Bölümün geleceğini çok parlak görmediğini belirten Rümeysa, "Teori kısmı daha önemli, onu bir tek okulda öğrenebiliyorsun" diyor.

İstanbul’a gelme ve işe girme hikayesi ise şöyle:

"İstanbul’a Yıldız Teknik için geldim ancak atanınca yurttan çıkıp eve yerleşmek zorunda kaldım. Ailem burada olmadığı için her şeyle ben ilgilenmek zorunda kalıyorum. Zor oluyor her anlamda.

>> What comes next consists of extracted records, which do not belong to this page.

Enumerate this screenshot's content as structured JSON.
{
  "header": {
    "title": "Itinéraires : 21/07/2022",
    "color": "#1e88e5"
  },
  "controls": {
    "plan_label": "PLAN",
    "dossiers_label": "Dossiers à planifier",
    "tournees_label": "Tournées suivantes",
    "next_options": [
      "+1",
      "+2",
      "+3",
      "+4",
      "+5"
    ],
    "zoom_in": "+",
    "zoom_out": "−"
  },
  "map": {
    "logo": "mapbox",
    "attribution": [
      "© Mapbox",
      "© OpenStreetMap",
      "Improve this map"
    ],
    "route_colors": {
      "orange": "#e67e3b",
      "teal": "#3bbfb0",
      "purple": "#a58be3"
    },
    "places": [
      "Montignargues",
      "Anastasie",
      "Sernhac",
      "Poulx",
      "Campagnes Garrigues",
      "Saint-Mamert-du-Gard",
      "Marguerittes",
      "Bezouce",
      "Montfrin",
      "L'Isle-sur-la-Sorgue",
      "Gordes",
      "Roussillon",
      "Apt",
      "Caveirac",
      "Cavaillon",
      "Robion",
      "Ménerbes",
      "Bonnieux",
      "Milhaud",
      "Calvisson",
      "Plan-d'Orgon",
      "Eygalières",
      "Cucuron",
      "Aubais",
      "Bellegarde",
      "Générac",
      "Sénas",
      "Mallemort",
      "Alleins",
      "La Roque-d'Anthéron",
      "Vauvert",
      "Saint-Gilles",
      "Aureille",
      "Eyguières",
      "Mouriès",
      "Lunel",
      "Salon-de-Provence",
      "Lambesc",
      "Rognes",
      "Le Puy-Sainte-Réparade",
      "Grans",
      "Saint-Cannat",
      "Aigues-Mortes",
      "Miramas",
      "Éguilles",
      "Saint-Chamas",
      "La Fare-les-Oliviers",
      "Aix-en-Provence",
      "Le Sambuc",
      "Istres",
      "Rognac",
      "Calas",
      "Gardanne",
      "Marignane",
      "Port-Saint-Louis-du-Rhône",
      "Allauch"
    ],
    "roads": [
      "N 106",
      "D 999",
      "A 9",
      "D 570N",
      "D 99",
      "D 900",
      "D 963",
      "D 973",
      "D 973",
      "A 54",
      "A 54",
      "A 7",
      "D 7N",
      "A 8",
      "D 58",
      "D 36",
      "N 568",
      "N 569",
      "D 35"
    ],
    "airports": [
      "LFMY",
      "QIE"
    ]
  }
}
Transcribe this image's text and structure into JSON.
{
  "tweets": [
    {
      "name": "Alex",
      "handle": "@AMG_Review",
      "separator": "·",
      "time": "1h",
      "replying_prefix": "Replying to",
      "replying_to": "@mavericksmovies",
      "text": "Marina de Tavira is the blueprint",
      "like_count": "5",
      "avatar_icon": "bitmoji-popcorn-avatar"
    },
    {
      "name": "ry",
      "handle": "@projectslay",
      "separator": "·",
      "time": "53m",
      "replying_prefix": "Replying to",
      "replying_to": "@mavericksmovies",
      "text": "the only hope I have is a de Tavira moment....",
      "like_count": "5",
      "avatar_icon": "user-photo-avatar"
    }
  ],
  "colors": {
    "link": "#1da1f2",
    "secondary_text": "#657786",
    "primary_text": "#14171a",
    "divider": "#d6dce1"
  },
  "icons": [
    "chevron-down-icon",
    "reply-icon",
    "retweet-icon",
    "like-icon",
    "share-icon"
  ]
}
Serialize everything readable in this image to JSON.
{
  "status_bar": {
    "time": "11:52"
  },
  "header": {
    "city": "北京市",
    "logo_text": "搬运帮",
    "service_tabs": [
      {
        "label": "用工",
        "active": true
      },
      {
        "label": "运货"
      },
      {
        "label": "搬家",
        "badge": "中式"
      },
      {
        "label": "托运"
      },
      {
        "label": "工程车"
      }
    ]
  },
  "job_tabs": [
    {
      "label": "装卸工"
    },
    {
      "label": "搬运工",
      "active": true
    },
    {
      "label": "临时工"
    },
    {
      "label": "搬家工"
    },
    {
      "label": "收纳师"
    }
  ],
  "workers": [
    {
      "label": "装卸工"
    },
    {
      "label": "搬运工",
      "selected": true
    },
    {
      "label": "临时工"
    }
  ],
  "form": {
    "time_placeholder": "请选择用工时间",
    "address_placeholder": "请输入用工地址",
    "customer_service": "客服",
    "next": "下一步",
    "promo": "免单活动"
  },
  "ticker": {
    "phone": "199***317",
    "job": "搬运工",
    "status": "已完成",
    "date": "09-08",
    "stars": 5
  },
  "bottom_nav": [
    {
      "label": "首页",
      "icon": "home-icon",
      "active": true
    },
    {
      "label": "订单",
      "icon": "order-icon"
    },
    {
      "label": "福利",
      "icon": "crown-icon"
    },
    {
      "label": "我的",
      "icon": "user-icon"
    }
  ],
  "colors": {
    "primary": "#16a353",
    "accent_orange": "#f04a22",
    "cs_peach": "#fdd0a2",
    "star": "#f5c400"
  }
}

Mühendislik alanında çok bir bilgi sahibi olduğumu düşünmüyorum ama çalışırken de okula vakit ayırmak çok zor oluyor. Bir şekilde geçmeye çalışıyorum. Tabii devlette çalıştığım için de burs alma imkanım olmuyor asla. Hayatımı kendi başıma idare etmek için hem çalışıyor hem de okuyorum anlayacağınız.’’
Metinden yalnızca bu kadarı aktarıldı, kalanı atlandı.